I have been trying to figure out just what I did wrong to break my ankle last week and I think I can understand it now so I will share the lesson I have learned.
I was carving quite quickly on my toe edge when I decided to hit the brakes and come to a stop at the side of the slope. It probably would have been more elegant to finish the turn and slow a bit more gradually afterwards but, for whatever reason, I did not. Even so, it should not be a problem to apply the brakes mid turn, even at speed, so what did I do wrong?
I think what happened, and it is hard to remember exactly, is that as I tried to brake I started to lose the edge and I pushed out with my feet extending my knees to try and drive the edge harder into the snow. This is quite a natural and instinctive reaction but it is absolutely the wrong thing to do and I should have known better.
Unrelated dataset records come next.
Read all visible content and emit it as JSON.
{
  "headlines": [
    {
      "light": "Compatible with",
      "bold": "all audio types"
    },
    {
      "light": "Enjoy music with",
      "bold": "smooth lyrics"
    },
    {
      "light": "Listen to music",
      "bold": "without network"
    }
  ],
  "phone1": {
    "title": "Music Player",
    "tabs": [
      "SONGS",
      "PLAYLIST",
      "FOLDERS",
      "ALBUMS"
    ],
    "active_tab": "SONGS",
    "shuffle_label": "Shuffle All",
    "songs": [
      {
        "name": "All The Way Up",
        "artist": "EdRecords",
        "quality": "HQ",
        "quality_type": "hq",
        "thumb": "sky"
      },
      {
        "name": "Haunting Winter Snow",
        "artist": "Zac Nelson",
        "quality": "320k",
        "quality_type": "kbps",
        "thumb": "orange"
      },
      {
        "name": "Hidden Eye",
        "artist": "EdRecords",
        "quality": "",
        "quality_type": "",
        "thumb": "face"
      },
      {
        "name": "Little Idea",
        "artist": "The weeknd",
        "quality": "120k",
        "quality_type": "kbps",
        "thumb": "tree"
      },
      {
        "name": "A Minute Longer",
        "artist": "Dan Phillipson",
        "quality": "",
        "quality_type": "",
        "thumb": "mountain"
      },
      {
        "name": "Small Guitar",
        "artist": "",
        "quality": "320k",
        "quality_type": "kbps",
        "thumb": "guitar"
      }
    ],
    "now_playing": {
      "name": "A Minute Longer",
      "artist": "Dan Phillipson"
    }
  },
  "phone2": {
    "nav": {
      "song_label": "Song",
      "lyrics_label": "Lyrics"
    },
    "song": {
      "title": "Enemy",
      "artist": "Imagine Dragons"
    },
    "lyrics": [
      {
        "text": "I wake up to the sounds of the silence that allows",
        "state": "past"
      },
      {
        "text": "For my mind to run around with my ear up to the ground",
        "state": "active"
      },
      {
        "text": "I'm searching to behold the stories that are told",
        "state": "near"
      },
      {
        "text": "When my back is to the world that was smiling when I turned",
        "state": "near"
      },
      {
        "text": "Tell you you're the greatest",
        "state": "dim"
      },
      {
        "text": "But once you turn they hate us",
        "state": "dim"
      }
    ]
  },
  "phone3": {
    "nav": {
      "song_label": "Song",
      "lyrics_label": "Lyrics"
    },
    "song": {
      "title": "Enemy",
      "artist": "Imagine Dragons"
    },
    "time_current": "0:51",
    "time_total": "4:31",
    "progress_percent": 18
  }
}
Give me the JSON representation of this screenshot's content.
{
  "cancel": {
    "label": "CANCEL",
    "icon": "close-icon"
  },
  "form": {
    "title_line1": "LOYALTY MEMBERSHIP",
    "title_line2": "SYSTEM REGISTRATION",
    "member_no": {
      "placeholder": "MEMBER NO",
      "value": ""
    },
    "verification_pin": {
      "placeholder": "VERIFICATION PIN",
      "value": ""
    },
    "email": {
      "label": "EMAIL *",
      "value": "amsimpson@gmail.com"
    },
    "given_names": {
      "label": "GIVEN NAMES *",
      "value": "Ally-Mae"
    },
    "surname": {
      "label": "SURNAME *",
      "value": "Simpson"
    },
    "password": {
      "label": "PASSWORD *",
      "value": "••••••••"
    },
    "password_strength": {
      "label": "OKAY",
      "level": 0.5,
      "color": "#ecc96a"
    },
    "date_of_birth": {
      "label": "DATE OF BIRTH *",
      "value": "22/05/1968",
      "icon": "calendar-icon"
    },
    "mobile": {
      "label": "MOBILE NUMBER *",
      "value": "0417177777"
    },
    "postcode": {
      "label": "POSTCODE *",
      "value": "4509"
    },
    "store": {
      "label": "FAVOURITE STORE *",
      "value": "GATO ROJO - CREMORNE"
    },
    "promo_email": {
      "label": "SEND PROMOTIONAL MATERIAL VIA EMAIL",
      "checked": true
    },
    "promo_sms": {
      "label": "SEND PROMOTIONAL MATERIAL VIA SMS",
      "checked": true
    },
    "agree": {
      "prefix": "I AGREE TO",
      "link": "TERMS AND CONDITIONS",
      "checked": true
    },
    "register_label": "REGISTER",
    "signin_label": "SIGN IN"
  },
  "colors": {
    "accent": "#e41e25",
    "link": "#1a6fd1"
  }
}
I learnt a few years ago that when you begin to lose an edge and start to slide the thing to do is not to push harder against that edge with your legs but, rather, to bend your knees and sink into the board. This has the effect of moving your centre of gravity over the edge and will stop the slide very effectively. Pushing out with your legs, while it might feel like you are increasing the edge pressure, just puts the edge further away from your centre of gravity and loses grip.
In the case of my accident it also meant there was no flex left in my knees to absorb the shock which I was actually opposing by pushing when I should have been absorbing it by bending.
I learned that lesson in theory long ago but I never put it into practice in my riding sufficiently for it to become instinctive. I will now.